Os sindicatos querem sentar com os empresários e o governo
para discutir medidas que a CUT e a Força Sindical trouxeram da Alemanha, onde
trabalhadores, empresas e governo repartem custos que ajudam a manter o emprego
mesmo nas situações que a economia esfria – esse tipo de pacto é um dos motivos
que explica a vitória eleitoral de Angela Merkel, que não aplica contra seu
povo a política de austeridade que exige dos países mais fracos da União
Européia.
No mundo real, vivemos a época do capitalismo rastejante,
como definiu um dos dirigentes políticos de minha juventude. Cada emprego é uma
epopéia, todo benefício social é um suadouro, garantir um horizonte de
segurança para a família é uma utopia.
O que nossos conversadores mais reacionários pretendem é um
confronto com todas as armas – inclusive o embuste -- com um governo que, com
todos os limites, falhas e erros clamorosos, tem conseguido aliviar o sofrimento
dos mais pobres.
Numa fase da história em que a renda se concentra nos
principais países do planeta, gerando uma desigualdade que bons estudiosos
indicam como caminho seguro para novas catástrofes, até mais frequenets, o
Brasil conseguiu avançar na direção contrária. O plano era fazer virar uma
Grécia. Virou... o Brasil.
Vamos lembrar de 1964. Num país polarizado, com um governo
que havia chegado no limite possíve, a revolta dos sargentos, e dos cabos, a
radicalização dos camponeses, a campanha sistemática de denuncia dos políticos
e do Congresso envolvia causas justas e corretas – mas seu efeito real foi
abrir caminho para o golpe de Estado e uma derrota de 20 anos.

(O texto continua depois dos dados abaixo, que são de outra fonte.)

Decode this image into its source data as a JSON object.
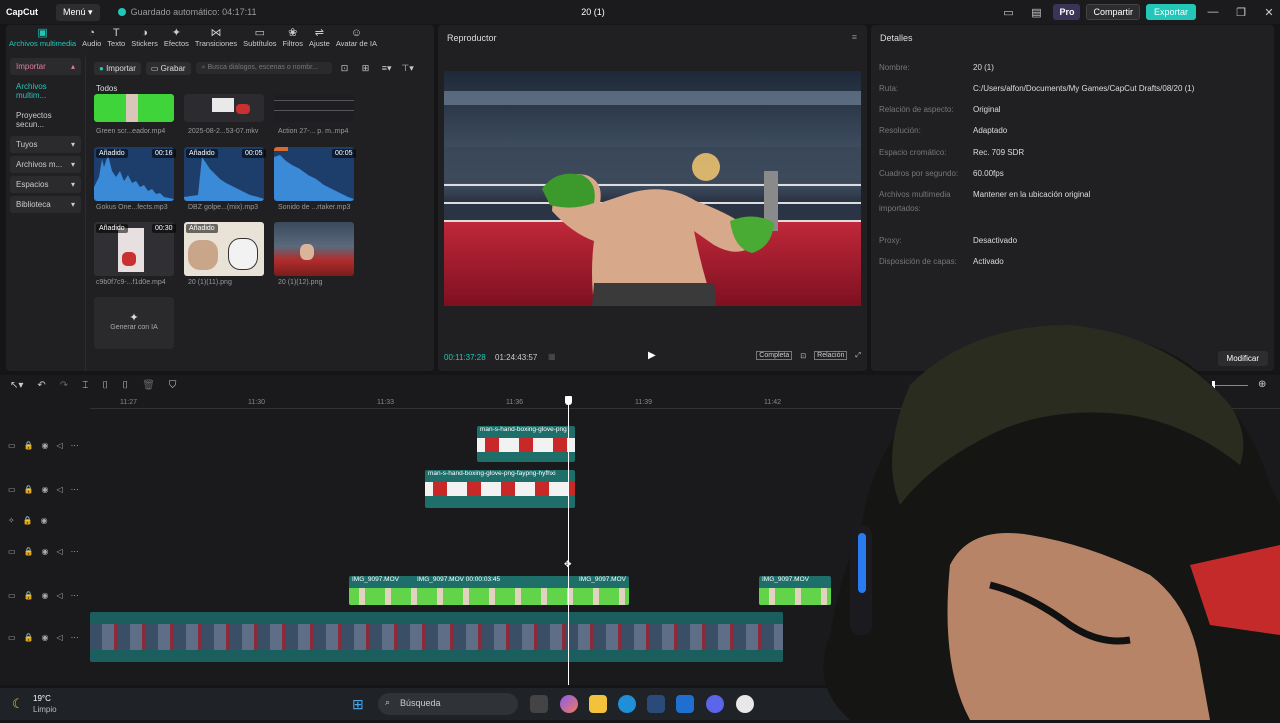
{
  "app": {
    "logo": "CapCut",
    "menu_label": "Menú",
    "autosave": "Guardado automático: 04:17:11",
    "project_title": "20 (1)",
    "pro": "Pro",
    "share": "Compartir",
    "export": "Exportar"
  },
  "tool_tabs": [
    {
      "label": "Archivos multimedia",
      "icon": "media-icon"
    },
    {
      "label": "Audio",
      "icon": "audio-icon"
    },
    {
      "label": "Texto",
      "icon": "text-icon"
    },
    {
      "label": "Stickers",
      "icon": "sticker-icon"
    },
    {
      "label": "Efectos",
      "icon": "effects-icon"
    },
    {
      "label": "Transiciones",
      "icon": "transitions-icon"
    },
    {
      "label": "Subtítulos",
      "icon": "subtitles-icon"
    },
    {
      "label": "Filtros",
      "icon": "filters-icon"
    },
    {
      "label": "Ajuste",
      "icon": "adjust-icon"
    },
    {
      "label": "Avatar de IA",
      "icon": "ai-avatar-icon"
    }
  ],
  "sidebar": [
    {
      "label": "Importar",
      "dropdown": true
    },
    {
      "label": "Archivos multim...",
      "dropdown": false
    },
    {
      "label": "Proyectos secun...",
      "dropdown": false
    },
    {
      "label": "Tuyos",
      "dropdown": true
    },
    {
      "label": "Archivos m...",
      "dropdown": true
    },
    {
      "label": "Espacios",
      "dropdown": true
    },
    {
      "label": "Biblioteca",
      "dropdown": true
    }
  ],
  "media_toolbar": {
    "import": "Importar",
    "record": "Grabar",
    "search_placeholder": "Busca diálogos, escenas o nombr..."
  },
  "media_section": "Todos",
  "media_items": [
    {
      "label": "Green scr...eador.mp4",
      "badge": "",
      "duration": ""
    },
    {
      "label": "2025-08-2...53-07.mkv",
      "badge": "",
      "duration": ""
    },
    {
      "label": "Action 27-... p. m..mp4",
      "badge": "",
      "duration": ""
    },
    {
      "label": "Gokus One...fects.mp3",
      "badge": "Añadido",
      "duration": "00:16"
    },
    {
      "label": "DBZ golpe...(mix).mp3",
      "badge": "Añadido",
      "duration": "00:05"
    },
    {
      "label": "Sonido de ...rtaker.mp3",
      "badge": "",
      "duration": "00:05"
    },
    {
      "label": "c9b0f7c9-...f1d0e.mp4",
      "badge": "Añadido",
      "duration": "00:30"
    },
    {
      "label": "20 (1)(11).png",
      "badge": "Añadido",
      "duration": ""
    },
    {
      "label": "20 (1)(12).png",
      "badge": "",
      "duration": ""
    }
  ],
  "generate_ai": "Generar con IA",
  "player": {
    "title": "Reproductor",
    "current_time": "00:11:37:28",
    "total_time": "01:24:43:57",
    "full": "Completa",
    "ratio": "Relación"
  },
  "details": {
    "title": "Detalles",
    "rows": [
      {
        "label": "Nombre:",
        "value": "20 (1)"
      },
      {
        "label": "Ruta:",
        "value": "C:/Users/alfon/Documents/My Games/CapCut Drafts/08/20 (1)"
      },
      {
        "label": "Relación de aspecto:",
        "value": "Original"
      },
      {
        "label": "Resolución:",
        "value": "Adaptado"
      },
      {
        "label": "Espacio cromático:",
        "value": "Rec. 709 SDR"
      },
      {
        "label": "Cuadros por segundo:",
        "value": "60.00fps"
      },
      {
        "label": "Archivos multimedia importados:",
        "value": "Mantener en la ubicación original"
      },
      {
        "label": "Proxy:",
        "value": "Desactivado"
      },
      {
        "label": "Disposición de capas:",
        "value": "Activado"
      }
    ],
    "modify": "Modificar"
  },
  "timeline": {
    "ticks": [
      "11:27",
      "11:30",
      "11:33",
      "11:36",
      "11:39",
      "11:42"
    ],
    "clips": {
      "glove1": "man-s-hand-boxing-glove-png",
      "glove2": "man-s-hand-boxing-glove-png-faypng-hyfhxi",
      "green1": "IMG_9097.MOV",
      "green2": "IMG_9097.MOV  00:00:03:45",
      "green3": "IMG_9097.MOV",
      "green4": "IMG_9097.MOV"
    }
  },
  "taskbar": {
    "temp": "19°C",
    "weather": "Limpio",
    "search": "Búsqueda"
  }
}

Lembrem de 1933, na Alemanha. Convencido de que havia
chegado a hora do assalto ao poder, o Partido Comunista Alemão, orientado por
Josef Stalin, estimulou uma política sectária de denúncia da social-democracia.
Rompeu a unidade dos trabalhadores e passou a acusar os social-democratas de
social-fascistas. O saldo foi Hitler – uma derrota que só seria revertida pela
II Guerra Mundial.
A historia mudou bastante, de lá para cá. Mas convém
entender que algumas lições permanecem.